While much attention is set firmly on whether or not Terra Firma’s ownership of EMI will be torpedoed by the 2.7 billion pounds ($4.23 billion) it borrowed from Citigroup, the investment firm is not the only institution with funds at risk in the deal. Some of the investors backing EMI acts like Katy Perry, Norah Jones and Lenny Kravitz, through Terra Firma’s investment vehicles, are large New York City public employee pension funds.
This information comes from documents filed in conjunction with a lawsuit over the controversial deal between Terra Firma and Citigroup. In a lawsuit filed Dec. 11, initially in the New York State Supreme Court and now in the U.S. Federal Court for the Southern District of New York, Terra Firma alleges that Citigroup had lied when it said there was a rival bidder for EMI. Terra Firma says that information caused it to make a higher bid for the major music company, which it acquired in 2007.
In addition to borrowing funds from Citigroup to finance the deal, Terra
Firma made a $2.35 billion (1.5 billion pound) investment in EMI through two of its investment funds – Terra Firma Fund II and Terra Firma III. Both of those funds mainly represent pension funds, life insurance companies, college endowments and other institutional investors.
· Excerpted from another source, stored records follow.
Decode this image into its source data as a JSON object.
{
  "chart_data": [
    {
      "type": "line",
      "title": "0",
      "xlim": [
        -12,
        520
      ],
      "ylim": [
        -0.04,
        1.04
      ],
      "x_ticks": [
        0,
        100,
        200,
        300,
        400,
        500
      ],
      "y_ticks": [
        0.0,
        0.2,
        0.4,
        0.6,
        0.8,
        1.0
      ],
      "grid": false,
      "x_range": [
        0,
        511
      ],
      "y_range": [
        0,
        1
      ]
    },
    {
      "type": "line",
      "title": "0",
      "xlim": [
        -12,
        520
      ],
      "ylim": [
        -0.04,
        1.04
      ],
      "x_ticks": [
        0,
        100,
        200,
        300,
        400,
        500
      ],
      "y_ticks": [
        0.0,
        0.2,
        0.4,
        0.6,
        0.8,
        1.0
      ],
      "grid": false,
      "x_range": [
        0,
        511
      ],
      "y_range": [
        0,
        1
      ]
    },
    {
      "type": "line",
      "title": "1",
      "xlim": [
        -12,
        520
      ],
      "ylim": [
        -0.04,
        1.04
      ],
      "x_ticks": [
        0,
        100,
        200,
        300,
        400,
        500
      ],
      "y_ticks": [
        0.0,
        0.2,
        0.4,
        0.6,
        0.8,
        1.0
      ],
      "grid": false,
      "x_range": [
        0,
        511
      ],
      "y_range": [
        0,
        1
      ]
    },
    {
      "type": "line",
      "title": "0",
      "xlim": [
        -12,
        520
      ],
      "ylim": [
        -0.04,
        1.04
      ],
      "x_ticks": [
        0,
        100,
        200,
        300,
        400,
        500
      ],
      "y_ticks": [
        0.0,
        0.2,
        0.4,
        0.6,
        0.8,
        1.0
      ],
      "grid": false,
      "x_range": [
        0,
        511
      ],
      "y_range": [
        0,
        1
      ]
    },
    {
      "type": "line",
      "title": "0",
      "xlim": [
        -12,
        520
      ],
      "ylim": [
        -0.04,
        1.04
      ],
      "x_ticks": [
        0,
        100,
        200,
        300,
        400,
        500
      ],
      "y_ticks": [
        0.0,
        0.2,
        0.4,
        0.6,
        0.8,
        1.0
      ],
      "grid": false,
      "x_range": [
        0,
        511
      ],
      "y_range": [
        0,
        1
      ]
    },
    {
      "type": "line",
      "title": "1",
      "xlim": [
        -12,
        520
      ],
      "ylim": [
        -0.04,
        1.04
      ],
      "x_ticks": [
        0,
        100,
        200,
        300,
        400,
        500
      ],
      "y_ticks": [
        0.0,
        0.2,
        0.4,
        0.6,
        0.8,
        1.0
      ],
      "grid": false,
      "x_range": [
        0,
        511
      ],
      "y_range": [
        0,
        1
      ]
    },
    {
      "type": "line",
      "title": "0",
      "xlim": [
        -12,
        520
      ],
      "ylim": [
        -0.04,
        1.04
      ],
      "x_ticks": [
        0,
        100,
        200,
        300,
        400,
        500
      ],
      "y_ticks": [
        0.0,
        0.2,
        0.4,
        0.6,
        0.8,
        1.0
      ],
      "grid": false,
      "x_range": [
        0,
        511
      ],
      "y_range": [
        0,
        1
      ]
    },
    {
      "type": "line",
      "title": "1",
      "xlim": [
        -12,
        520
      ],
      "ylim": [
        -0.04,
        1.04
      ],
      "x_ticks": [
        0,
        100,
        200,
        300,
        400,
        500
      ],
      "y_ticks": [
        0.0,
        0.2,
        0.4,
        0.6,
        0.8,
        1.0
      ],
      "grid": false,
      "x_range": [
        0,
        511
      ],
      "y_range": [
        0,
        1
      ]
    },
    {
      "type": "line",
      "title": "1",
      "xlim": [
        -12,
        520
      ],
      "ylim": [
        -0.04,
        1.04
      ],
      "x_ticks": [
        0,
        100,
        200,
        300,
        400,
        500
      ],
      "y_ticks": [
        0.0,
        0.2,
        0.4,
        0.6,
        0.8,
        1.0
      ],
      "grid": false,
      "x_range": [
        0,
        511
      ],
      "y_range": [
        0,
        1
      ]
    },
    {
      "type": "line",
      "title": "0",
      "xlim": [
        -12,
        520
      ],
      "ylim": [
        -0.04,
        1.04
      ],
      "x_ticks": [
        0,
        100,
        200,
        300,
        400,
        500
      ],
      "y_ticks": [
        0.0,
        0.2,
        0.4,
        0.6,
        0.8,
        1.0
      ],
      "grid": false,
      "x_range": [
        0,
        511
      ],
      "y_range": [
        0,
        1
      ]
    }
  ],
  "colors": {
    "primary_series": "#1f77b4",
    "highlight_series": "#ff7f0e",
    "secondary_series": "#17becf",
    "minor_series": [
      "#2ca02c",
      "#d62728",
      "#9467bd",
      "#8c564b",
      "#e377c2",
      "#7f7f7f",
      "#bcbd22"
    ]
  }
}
The court documents don’t say which institutional pension funds are in which Terra Firma funds, but it does provide names. More than 100 U.S.-based funds account for 24% of the investments in EMI, including New York Life Insurance, Teachers Insurance and Annuity Assn., Montana Board of Investments, Cornell University, the University of California and public pension funds from Colorado, Indiana, North Carolina, Oregon and New York.
Of those state funds, four New York City pensions – NYCERS, NYC Fire, NYC Police and NYC Teachers – have committed $100 million (63.9 million pounds) to the original deal. (Though Terra Firma has only drawn $60 million of that, or 1% of EMI, at this point). Those figures are from a declaration that Inga Van Eysden, chief of the pension division of the New York City Department of Law, filed in support of keeping the lawsuit in the New York federal courts.
“Therefore, the city of New York including hundreds of thousands of NYC employees and retirees on whose behalf the assets of the member-financed NY pension funds are invested, has a direct and substantial economic interest in the outcome of the litigation” of Terra Firma’s claims against CitiGroup, Van Eysden said.